Excellent question! This actually came to our attention last week when it happened to one of our staff members. I figured it probably had already happened to some of you too and sure enough, I received an e-mail a couple days later from a reader asking about it. So, all in all, this is the perfect time to tackle this topic.
Now, before I go any further, some of you may still be stuck on the word “clipboard.” You may be wondering what the clipboard is and what it does. Well, let me explain this first. The Windows clipboard is a component of any Windows operating system, so everyone has one. The only difference is it works a little differently than some of the other programs that come along with it. It is mainly used to store your information, such as files, images, documents, etc. All of these items are able to be placed on your clipboard. Then, once the information has been copied to the clipboard, it can be pasted to any other location on your computer.
For example, if you found some information on a Web site that you wanted to place into a Word document, you could copy it to your clipboard and then paste it from there. Now, the confusing part about this is that you can’t really access the clipboard like you can other programs. It is a built in Windows component and it works transparently. Whenever you copy something, that information is automatically placed on your clipboard. You can’t see it, but it’s always there. Then when you go to paste that information into another program, it’s taken from the clipboard and if everything is compatible, the information will transfer. I know this is a little hard to understand, so if you’re still having trouble, click here  for a couple more examples that may clear things up for you.
Okay, now back to the Internet Explorer issue at hand. Before version 7, Internet Explorer has been set to allow any Web site to read any of the data that is stored on your clipboard. Sometimes, that may not be in your best interest, so IE 7 has some made some changes in that aspect. When you’re using IE 7 and the clipboard option is about to happen, you will receive a pop up notification about it. The prompt will say “Do you want to allow this Web page to access your clipboard? If you allow this, the Web page can access the clipboard and read information that you’ve cut or copied recently.” You can then either hit the “Allow access” button or the “Don’t allow” option.
This is basically just a new feature you can use to help keep your information more private.
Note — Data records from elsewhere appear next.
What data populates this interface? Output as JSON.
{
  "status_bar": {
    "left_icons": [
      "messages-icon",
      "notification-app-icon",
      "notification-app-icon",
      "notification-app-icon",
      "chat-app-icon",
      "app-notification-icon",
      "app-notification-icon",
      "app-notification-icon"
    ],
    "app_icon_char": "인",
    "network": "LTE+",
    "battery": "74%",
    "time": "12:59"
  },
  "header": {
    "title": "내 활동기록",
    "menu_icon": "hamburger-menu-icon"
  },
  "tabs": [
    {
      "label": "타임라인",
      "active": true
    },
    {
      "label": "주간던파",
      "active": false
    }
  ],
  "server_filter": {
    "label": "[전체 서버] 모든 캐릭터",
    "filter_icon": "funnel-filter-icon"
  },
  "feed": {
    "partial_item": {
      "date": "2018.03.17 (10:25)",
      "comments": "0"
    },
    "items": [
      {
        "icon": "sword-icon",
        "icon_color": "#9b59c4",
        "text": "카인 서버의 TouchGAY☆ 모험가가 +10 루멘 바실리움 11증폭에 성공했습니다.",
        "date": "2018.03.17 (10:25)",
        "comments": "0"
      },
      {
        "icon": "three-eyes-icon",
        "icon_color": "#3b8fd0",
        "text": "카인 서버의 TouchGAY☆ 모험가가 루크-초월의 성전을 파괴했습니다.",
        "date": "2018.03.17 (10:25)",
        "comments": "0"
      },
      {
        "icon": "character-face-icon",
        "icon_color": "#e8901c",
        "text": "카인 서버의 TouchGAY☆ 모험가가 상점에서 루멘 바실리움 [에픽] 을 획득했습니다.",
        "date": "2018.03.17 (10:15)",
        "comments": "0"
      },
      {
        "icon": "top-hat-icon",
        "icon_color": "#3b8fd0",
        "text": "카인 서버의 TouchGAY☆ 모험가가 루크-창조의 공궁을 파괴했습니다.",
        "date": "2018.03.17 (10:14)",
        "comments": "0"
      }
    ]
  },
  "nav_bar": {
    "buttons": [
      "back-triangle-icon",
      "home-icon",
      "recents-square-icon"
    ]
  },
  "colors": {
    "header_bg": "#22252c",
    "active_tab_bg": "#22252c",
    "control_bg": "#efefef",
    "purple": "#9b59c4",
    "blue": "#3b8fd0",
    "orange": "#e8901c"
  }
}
For example, if you happen to copy any of your personal information, it will be available on your clipboard. It will remain there until you copy or cut more information to cover it up, so it’s best to keep it as private and as safe as possible. So, if a Web site you’re looking at in Internet Explorer tries to take that information, you can now deny it access.
Luckily, there is a way you can stop the clipboard access all the way around as well, if that’s the way you prefer it to be. To do this, open up IE and go to Tools, Internet Options and click on the Security tab. From there, click on the Custom Level button and scroll down until you see the section for Scripting. The second option will be “Allow Programmatic clipboard access.” Change the default setting to Disable (or Enable, if that’s what you want). Click OK twice to exit and you’ll be good to go.
Now, just as a side note. The information you put on your clipboard will also disappear when you log out of or turn off your computer. But, always keep in mind that it will be there until you replace it or shut down. Also, just to let you know, other Web browsers like Firefox and Opera do not allow this clipboard thing to happen at all. Although that may make IE look bad, at least they’re now taking this into consideration and they’re letting you make the choice. Do whatever is best for you!